I just got an invitation to another of Nerdworld's attempts at celebrating diversity. This time it's another dinner.
I've been to these things before, and now I don't. The free food (admittedly, a draw for grad students) is no longer worth the effort of sitting through the long-winded, politically correct, and self-congratulatory speeches by administrators that follow dessert. Now I know why the speeches always come with the cake and coffee -- we need the coffee just to stay awake through the speeches!
So I stopped going. Another reason is that I hate sitting around tables with total strangers, with whom I'm supposed to feel some instant connection just because we're all not white. Isn't this idea kind of . . . well, racist?
It's also kind of blind to geopolitical reality and sheer human nature. Let me give you a real example: Suppose you have a Taiwanese-American cheerleader-for-democracy (that would be me). Suppose you have a diehard Communist supporter from mainland China. In an actual event which happened a while ago, these two people met and, surprising enough for all those PC-minded event organizers, did not get along. The non-community started as soon as he asked where I was from, and I said, "My family is from Taiwan." Soon after he asked me if I spoke Mandarin.

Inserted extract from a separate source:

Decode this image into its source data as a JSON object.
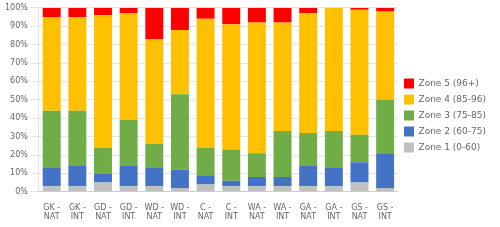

I said I preferred Taiwanese. At that point he sniffed and said, "Taiwanese is not a real language." That was insulting. Well, that was the end of that!
Anyway, the dinner invitation this time said I've been invited to a "Dinner for Students of Color." I suppose Nerdworld is now defining "color" differently from the NAACP. I wonder what the NAACP would think of that.
I then showed the invitation to a like-minded Caucasian friend of mine. She proceeded to read it and then announced, "I swear, I'm going to crash this party! Isn't white a color? Come on, isn't it a color?"
(Hm, my Crayola box does have a white crayon in it! And hey, HGTV thinks white is a color too, to the point that it has plans for an all-white color scheme. All-white, eh? I'm now waiting for someone to complain it's a racist way to decorate a room.)
Well, given that, I suppose the only people who couldn't go would be people of no color at all -- i.e., albinos. In which case, Nerdworld being what it is, the Albino-American Student Association would team up with the ACLU and file a big fat anti-discrimination lawsuit.
So, no "Dinner for Students of Color" for me. I'd rather have a nice bowl of Ramen at home in peace than a fancypants dinner on campus with no pleasure. OK, back to the dissertation.